Support for value is also being reflected in allocations. The iShares Edge MSCI USA Value Factor UCITS ETF (IUVF) and iShares Edge MSCI Europe Value Factor UCITS ETF (IEFV) booked some of the top inflows in Europe in the week to 4 February, gathering $378m and $304m, respectively, according to data from Ultumus.

Looking ahead, John Leiper, CIO at Titan Asset Management, is confident diminishing COVID-19 risks and a second phase of cyclical recovery would prove supportive for companies with more modest valuations.

Speaking to ETF Stream, he said: “The increase in accompanying corporate and household demand will emerge against a backdrop of still easy, but tightening, monetary policy.

“Overall, we remain constructive on equities over bonds with a preference for cyclical and value stocks, commodities and commodity-linked equities.

“One theme that ticks all those boxes is dividend-paying European and UK equities which have lagged the broader market but offer the potential for significant catch-up gains on a total return basis.”

However, as is often the case, not everybody agrees the outlook for value factor ETFs is rosy. 

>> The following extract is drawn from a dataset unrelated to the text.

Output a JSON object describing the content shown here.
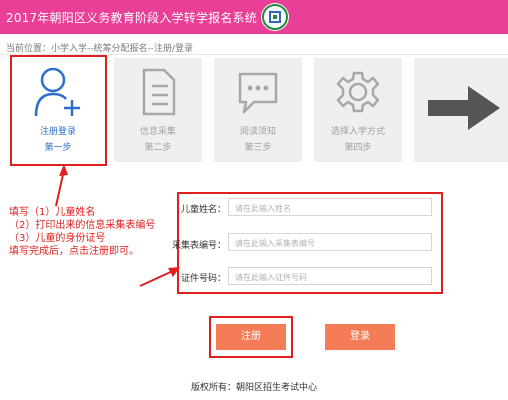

While remaining “pro-value” and recognising the segment’s strong start to the year, Scott Chronert, managing director at Citi, warned value looks “less and less like a coiled spring”. 

Chronert said the alignment of strong flows with price action in January indicates value upside is increasingly priced in. 

He added: “Our expectation is for the “all-in-on-value” repositioning trend, and related sentiment backdrop, to decelerate as growth fundamentals are still intact, and Federal Reserve policymakers begin to soften their tones.

“For now, we still favour value, but continue to stress this as a tactical opportunity as rotation risk back toward more growth-oriented laggards, and quality, increases on the heels of this valuation reset.

Overall, how long this current value rotation will last is not clear-cut. Citi noted category flows in January were dominated by 3x levered US large-cap exposures – and while these contrarian trades finished the month in the red, they signal the investor belief that the growth-biased large-cap category might be down but not out.

Offering an alternative to value, Bloomberg Intelligence’s Psarofagis suggested investors search for high-quality companies with strong cash flows.

Agreeing, Todd Rosenbluth, head of ETF and mutual fund research at CFRA, said: ”The quality factor should perform well given more moderate earnings growth trends and increasing volatility favouring more stable companies with strong balance sheets.”